Revigoré par cette vision ainsi
que les stratégies viables et les plans d'action nécessaires pour l'atteindre,
le peuple tunisien sera en mesure de reprendre espoir, de donner confiance à son
leadership et de travailler dur en attendant avec impatience un avenir meilleur
pour lui-même et pour ses enfants. Néanmoins, cela n'est possible que si le
contexte politique est mûr pour une telle entreprise. Tout en préparant les
bases nécessaires pour lancer cette vision et gagner autant de terrain que
possible pour la mise en œuvre réussie de ce processus long et complexe qui
durera quelques décennies, le gouvernement actuel, avec le soutien de
l'opposition et de toutes les institutions concernées devrait s'entendre sur
une convention inclusive post révolution, s'abstenir de jeux de pouvoir
politique et garantir les trois nécessités suivantes : (i) la sécurité, (ii)

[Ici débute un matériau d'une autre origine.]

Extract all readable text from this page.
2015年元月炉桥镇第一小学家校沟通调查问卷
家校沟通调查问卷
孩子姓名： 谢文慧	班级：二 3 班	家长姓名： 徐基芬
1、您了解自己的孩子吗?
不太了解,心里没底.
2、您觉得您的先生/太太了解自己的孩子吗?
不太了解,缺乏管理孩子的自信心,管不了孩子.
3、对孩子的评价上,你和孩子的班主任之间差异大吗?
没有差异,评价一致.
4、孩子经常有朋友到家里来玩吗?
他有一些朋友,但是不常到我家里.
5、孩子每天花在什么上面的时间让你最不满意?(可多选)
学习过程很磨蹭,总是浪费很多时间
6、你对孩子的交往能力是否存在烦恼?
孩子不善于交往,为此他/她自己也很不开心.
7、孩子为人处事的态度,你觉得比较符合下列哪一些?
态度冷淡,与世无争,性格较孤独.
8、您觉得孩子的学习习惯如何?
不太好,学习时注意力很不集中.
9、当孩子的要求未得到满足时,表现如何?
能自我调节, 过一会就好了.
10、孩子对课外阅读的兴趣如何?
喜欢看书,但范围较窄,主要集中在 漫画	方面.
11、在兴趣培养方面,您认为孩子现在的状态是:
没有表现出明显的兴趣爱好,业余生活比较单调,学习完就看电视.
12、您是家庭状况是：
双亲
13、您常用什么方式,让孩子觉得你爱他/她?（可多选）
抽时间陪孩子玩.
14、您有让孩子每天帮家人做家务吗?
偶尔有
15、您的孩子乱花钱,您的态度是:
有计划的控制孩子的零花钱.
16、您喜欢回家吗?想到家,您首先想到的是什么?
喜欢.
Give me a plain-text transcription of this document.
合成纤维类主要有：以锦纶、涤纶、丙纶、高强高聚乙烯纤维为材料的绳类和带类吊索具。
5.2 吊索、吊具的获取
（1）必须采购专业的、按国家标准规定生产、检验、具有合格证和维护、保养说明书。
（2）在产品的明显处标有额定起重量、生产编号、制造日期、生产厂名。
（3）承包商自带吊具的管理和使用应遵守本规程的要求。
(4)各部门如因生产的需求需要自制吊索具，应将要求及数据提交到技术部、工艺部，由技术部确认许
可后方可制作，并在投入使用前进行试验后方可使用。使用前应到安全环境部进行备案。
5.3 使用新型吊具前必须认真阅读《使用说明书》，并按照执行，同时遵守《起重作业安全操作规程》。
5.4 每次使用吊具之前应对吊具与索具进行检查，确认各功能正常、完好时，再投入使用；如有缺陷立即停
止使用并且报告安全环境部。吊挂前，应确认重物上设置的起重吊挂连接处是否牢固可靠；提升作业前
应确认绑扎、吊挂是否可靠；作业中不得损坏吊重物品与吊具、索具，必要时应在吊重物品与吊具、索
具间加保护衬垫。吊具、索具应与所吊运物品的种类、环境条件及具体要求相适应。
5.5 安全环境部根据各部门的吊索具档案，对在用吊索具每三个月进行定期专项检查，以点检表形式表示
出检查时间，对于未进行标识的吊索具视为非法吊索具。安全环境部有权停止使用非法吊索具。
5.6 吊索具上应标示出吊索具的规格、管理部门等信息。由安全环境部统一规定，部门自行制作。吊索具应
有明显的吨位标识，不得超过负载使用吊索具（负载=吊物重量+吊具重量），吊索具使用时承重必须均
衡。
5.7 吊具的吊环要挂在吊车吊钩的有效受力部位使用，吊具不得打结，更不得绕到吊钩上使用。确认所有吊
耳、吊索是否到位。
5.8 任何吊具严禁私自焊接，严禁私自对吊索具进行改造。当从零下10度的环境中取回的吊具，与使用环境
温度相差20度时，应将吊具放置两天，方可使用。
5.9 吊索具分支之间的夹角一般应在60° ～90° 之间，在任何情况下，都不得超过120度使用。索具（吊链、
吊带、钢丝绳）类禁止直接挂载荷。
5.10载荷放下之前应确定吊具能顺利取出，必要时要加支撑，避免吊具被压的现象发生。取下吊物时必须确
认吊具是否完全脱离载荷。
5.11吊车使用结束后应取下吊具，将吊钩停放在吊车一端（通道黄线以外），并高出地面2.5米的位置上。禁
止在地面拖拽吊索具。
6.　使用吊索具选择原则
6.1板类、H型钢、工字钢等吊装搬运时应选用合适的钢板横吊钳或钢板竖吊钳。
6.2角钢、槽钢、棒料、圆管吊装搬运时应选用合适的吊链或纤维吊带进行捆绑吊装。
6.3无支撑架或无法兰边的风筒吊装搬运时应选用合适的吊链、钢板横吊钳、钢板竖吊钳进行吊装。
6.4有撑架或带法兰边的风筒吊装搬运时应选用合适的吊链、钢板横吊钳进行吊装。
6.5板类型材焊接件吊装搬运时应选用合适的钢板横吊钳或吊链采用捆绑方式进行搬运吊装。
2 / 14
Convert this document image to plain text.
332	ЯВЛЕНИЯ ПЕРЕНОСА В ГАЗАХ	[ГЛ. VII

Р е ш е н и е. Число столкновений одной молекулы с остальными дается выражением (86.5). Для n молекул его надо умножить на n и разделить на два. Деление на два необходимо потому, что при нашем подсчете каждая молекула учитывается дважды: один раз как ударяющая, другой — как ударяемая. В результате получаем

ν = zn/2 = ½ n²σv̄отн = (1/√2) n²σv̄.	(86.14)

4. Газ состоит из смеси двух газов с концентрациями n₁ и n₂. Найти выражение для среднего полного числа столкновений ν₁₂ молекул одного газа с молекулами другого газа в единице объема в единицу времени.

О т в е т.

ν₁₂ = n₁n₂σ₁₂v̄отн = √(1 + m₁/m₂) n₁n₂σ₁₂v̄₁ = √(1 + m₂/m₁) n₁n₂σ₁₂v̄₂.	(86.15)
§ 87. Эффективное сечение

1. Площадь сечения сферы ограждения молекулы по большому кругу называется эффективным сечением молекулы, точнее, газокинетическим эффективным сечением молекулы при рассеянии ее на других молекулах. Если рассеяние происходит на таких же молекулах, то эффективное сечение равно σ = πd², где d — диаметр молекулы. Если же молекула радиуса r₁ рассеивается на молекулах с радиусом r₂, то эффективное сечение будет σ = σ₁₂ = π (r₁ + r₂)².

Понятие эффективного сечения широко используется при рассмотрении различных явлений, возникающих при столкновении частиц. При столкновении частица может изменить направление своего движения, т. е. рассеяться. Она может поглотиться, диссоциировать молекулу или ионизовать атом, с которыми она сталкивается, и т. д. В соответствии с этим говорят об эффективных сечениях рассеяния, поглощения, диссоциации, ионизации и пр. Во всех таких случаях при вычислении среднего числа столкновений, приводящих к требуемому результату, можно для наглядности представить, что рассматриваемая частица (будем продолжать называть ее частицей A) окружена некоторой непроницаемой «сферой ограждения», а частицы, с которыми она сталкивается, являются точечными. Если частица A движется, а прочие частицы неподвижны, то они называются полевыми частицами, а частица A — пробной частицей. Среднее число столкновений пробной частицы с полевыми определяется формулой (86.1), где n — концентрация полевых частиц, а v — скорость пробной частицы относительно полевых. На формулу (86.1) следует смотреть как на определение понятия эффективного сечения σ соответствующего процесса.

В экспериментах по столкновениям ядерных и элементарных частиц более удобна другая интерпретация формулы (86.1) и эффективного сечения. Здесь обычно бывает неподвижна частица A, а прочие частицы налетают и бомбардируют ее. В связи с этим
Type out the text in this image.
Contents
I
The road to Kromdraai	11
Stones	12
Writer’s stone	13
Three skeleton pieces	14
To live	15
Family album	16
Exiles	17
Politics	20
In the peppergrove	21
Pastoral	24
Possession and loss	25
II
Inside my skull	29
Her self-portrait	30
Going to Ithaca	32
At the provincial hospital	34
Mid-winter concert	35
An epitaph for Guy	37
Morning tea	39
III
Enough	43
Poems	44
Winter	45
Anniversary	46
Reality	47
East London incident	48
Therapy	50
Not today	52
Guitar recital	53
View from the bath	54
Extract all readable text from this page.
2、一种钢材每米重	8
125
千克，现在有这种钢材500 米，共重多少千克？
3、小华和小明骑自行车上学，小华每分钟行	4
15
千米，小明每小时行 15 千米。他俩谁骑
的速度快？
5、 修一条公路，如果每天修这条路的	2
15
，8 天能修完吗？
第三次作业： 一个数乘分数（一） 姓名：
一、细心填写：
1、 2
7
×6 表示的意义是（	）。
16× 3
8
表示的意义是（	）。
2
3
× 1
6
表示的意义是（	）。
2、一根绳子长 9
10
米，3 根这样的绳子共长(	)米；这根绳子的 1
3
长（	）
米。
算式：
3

des emplois pour les jeunes et (iii) le redémarrage de l'économie. Une
tentative de mettre en œuvre un projet similaire, a été initié par l'ancien
chef du gouvernement et immédiatement abandonné par le principal parti
politique, dont le Secrétaire Général n'est rien d'autre que l'initiateur!
Un Système d’Innovation
en devenir
Un Héritage d'Innovation de
Trois Millénaires:
Au cours des trois derniers
millénaires, la Tunisie
a été un lieu d'exception pour le mélange, le rayonnement et la floraison de
plusieurs civilisations telles que les Carthaginois, les Romains et les
Hafsides. L'ouverture du pays aux autres cultures, sa tolérance ethnique et
religieuse, a coïncidé avec sa prospérité telle qu’attestée par la
diversification de ses marchés et de son commerce, ainsi que par sa maîtrise de
la science et de l'innovation
La Tunisie vu le savoir
prospérer pendant son ère Carthaginoise. L’architecture, la construction
navale, l'irrigation et l'agriculture étaient parmi les nombreux secteurs
réussis tel qu’attesté, entre autres, par les 28 volumes du Traité de Magon du 4ème
siècle avant JC.
Dès le VIIe siècle, la Tunisie a joué un rôle clé
et a vu sa capitale Kairouan, devenir une plaque tournante des activités intellectuelles
et d'apprentissage dans le monde arabo-musulman. La grande mosquée de Kairouan,
fondée en 670, ainsi que sa branche d'enseignement a été un centre d'éducation pour
la pensée islamique et les sciences profanes. Parmi ses anciens élèves et ses
savants, Ibn Al Jazzar, un médecin musulman influent de Xème siècle,
bien connu pour son livre "Zad Al-Musaffir" (le viatique). Au cours
du XIIIème siècle, Tunis devint la capitale de l'Ifriqiya. Ce
changement de pouvoir a contribué à l’épanouissement de la mosquée Al-Zaytouna,
hôte de la première et de la plus grande université dans l'histoire de l'Islam,
comme principal centre islamique d'apprentissage et de savoir. Ibn Khaldoun, un
universitaire tunisien, est le plus célèbre parmi les nombreux anciens
étudiants de cette institution. Il est plus connu pour son Al-muqaddimah (Le
Prologue) et est considéré comme l'un des pères de l'historiographie moderne.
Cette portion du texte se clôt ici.